6. Yummy Trip
Iranian food is one delicious surprise after another. Once you’ve tried several varieties of kabab, khoresht (stew), ash (soup), and flatbread, ask for Fesenjun (chicken in walnut and pomegranate sauce) or anything with Bademjan (eggplant), or try Gilan cuisine with its predominantly sour flavors, this city is the only registered UNESCO creative city of food under the name of Iran. Then you can try the Shirini (local sweets), … As exquisite as so many Iranian flavors are, it’s the buzz that surrounds eating, the primacy of food in so many social encounters that makes it truly one of life’s great pleasures.

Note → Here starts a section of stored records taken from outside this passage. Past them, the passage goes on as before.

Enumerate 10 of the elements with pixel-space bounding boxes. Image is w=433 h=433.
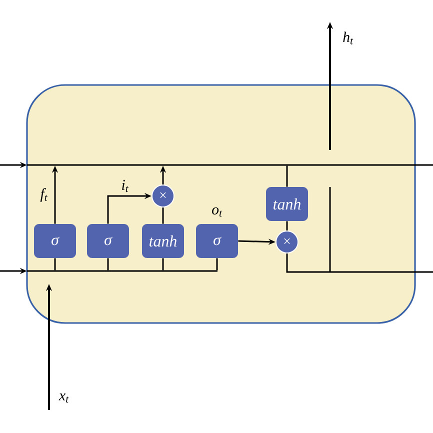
- gate-box: σ: [87, 224, 129, 258]
- arrow-label: h$_{t}$: [343, 32, 354, 44]
- edge-label: f$_{t}$: [40, 188, 48, 202]
- gate-box: σ: [34, 224, 76, 258]
- gate-box: tanh: [142, 224, 184, 258]
- edge-label: o$_{t}$: [212, 207, 222, 217]
- edge-label: i$_{t}$: [122, 180, 128, 192]
- gate-box: σ: [196, 224, 238, 258]
- arrow-label: x$_{t}$: [58, 393, 69, 403]
- gate-box: tanh: [266, 187, 308, 221]
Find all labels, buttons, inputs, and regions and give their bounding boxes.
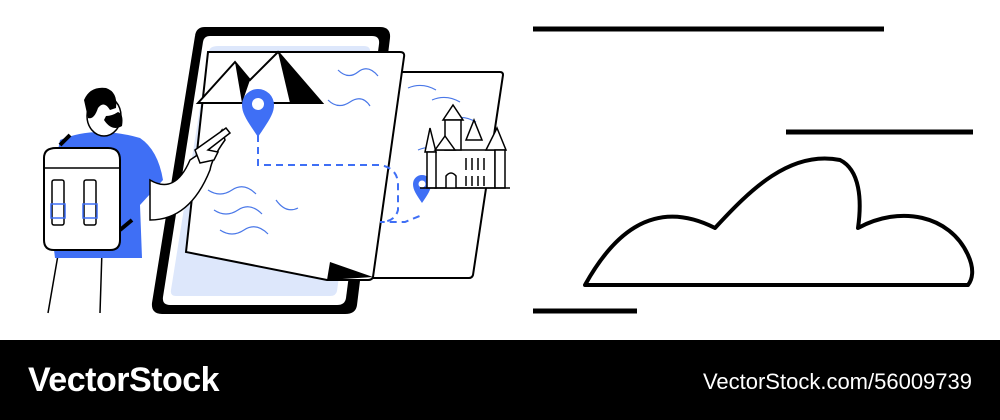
backpack-icon xyxy=(43,147,121,251)
mountain-icon xyxy=(195,50,325,104)
brand-logo: VectorStock xyxy=(28,361,220,399)
route-path xyxy=(257,135,423,223)
castle-icon xyxy=(420,103,510,189)
decorative-lines xyxy=(533,26,973,314)
image-id-label: VectorStock.com/56009739 xyxy=(702,369,972,394)
map-pin-icon xyxy=(242,89,274,137)
travel-map-illustration xyxy=(43,26,975,314)
front-map-page xyxy=(184,51,406,281)
watermark-footer: VectorStock VectorStock.com/56009739 xyxy=(0,340,1000,420)
cloud-icon xyxy=(583,156,975,287)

7. Esfahan, city of the blue-tiled dome
There are moments in travel that will long stay with you, and your first Sight of Esfahan’s majestic Naqsh-e Jahan (Imam) Square is one of them. This Square is home to arguably the most majestic collection of buildings in the Islamic World: the perfectly proportioned blue-tiled dome of the Masjed-e Shah, the supremely elegant Masjed-e Sheikh Lotfollah, and the indulgent and lavishly decorated Ali Qapu Palace. Far from being a static architectural attraction, the square and the nearby traditional tea houses overlooking the river throng with life. The Qeysarieh bazaar which is surrounded by the square won’t let you feel the time passing!
8. Imam Reza Holy shrine
Iran is an Islamic Republic country and while most travelers find Islam is not nearly as all-pervasive as they had expected, the Shiite faith remains an important part of Iranian life. It is at its most obvious in the passionate devotion seen at monuments such as the huge Haram-e Razavi in Mashhad. The main draw here is the Holy Shrine of Imam Reza, the only Shiite imam buried in Iran. The passion and warmth you’ll encounter here lend a powerful sense of Islam as a force for good in the world. The city of Mashad is one of the important stops along the Silk Road.
9. Persian carpets
The Persian carpet is best known and appreciated among all hand-knotted carpets over the world. In the East, the carpet has particularly dated back to the 5th or 6th centuries; later the knotted carpet has been introduced in Persia by the Seljuks in the 11th century. The oldest carpet we received is known as Pazyryk Carpet, from approximately 500 BC. The art of Persian rug reached the highest peaks during the Safavid dynasty or the beginning of the 17th century. We classify the Persian carpets according to the knotting time: ancient, old, new, and modern Persian carpets; they usually take the name from the city or knotting area so we can divide them out of the areas of origin.
The artistic harmony of the monumental staircases, imposing gateways, and exquisite reliefs leaves you in little doubt that in its prime, Persepolis was at the center of the known world. These days it’s Iran’s premier ancient city. Built by kings Darius and Xerxes as the ceremonial capital of the Achaemenid Empire, located not far from the great city of Shiraz, is one of the attractions you need to add to your tour like it or not J. And do not miss the monolithic tomb that sat nearby Necropolis or Naqsh-e Rostam.